La necessità è di proporre sempre più un pensiero bidirezionale sulla Psicoterapia.

Gli occhi aperti del vedere, il sentire la relazione, devono anche posarsi sull’altra individualità del rapporto che non è sempre e solo il paziente, o i pazienti nel caso dei Gruppi, ma è lo/la psicoterapeuta.

I continui messaggi sulle conseguenze del Covid sulla Salute Mentale delle persone, trasversalmente partendo dai bambini e arrivando fino alla terza età, offrono l’occasione e la risorsa, nel periodo difficilissimo che stiamo attraversando, di soffermarci sullo stato della Psicoterapia, sinonimo di pensiero sulla realtà umana.

All’interno dello spazio più alto di conoscenza e formazione, l’Università, aleggia da anni, l’allentamento delle spinte principali alla definizione del futuro professionista della salute mentale: la curiosità e l’inconsapevolezza.

Il tutto è sopraffatto da un messaggio, non a caso individualistico come specchio del tempo contemporaneo, in cui prevalgono il diritto dello studente, le ore di frequenza che gli spettano e, in base ai ruoli, quello che è adeguato fare o non fare all’attività che, per regolamento, è stata assegnata.

Sono piccoli e stretti recinti che hanno sicuramente una loro importanza perché, in molti casi, i limiti sono stati abbondantemente scavalcati fino allo sfruttamento eccessivo di una forza lavoro non equilibrato da adeguati riconoscimenti di merito ed economici, ma dall’altra affidano l’incontro con l’istituzione solo in termini di ciò che “mi spetta”.
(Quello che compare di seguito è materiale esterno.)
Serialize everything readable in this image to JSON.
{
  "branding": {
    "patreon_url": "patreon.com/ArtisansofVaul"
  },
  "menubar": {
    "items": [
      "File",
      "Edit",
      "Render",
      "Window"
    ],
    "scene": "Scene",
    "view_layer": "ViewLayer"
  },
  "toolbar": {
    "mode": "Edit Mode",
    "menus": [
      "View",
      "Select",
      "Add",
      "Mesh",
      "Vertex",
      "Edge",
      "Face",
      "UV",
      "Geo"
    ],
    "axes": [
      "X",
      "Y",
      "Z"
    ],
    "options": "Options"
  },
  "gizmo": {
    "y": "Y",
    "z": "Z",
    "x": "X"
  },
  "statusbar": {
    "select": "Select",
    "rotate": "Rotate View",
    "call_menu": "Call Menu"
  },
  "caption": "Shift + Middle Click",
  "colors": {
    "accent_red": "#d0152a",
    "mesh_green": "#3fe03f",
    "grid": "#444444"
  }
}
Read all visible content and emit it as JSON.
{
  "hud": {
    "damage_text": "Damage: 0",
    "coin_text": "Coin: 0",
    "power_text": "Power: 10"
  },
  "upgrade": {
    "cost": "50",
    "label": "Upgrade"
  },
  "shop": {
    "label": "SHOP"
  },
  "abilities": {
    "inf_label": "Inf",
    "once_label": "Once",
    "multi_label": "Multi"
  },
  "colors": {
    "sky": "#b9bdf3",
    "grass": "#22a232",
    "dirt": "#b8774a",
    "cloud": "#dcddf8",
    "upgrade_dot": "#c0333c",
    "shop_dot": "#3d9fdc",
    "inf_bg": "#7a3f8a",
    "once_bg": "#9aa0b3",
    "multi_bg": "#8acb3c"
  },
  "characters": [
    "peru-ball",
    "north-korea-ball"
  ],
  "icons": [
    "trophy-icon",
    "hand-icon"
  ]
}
L’inconsapevolezza di seguire un’idea, un docente di riferimento o un progetto che nasce dal desiderio di conoscere, in questo caso, la realtà umana, dietro le sue espressioni dolorose e drammatiche espresse dalla psicopatologia, è soppressa dal pensiero che è un diritto essere seguiti ed essere guidati.

Così la fantasia è piegata alla legge, alla mente razionale, che porta a uno scontro di “teste”: il futuro professionista e l’istituzione e il vincitore è difficilmente il singolo rispetto al gigante.

È vitale, per la cura dei pazienti, riportare lo studente alla possibilità del desiderio di conoscere e di concedersi all’esperienza e, in seguito a questo, ruoli e diritti si possono assolutamente rivendicare, anzi è un’azione che deve essere portata avanti quando non rispettati.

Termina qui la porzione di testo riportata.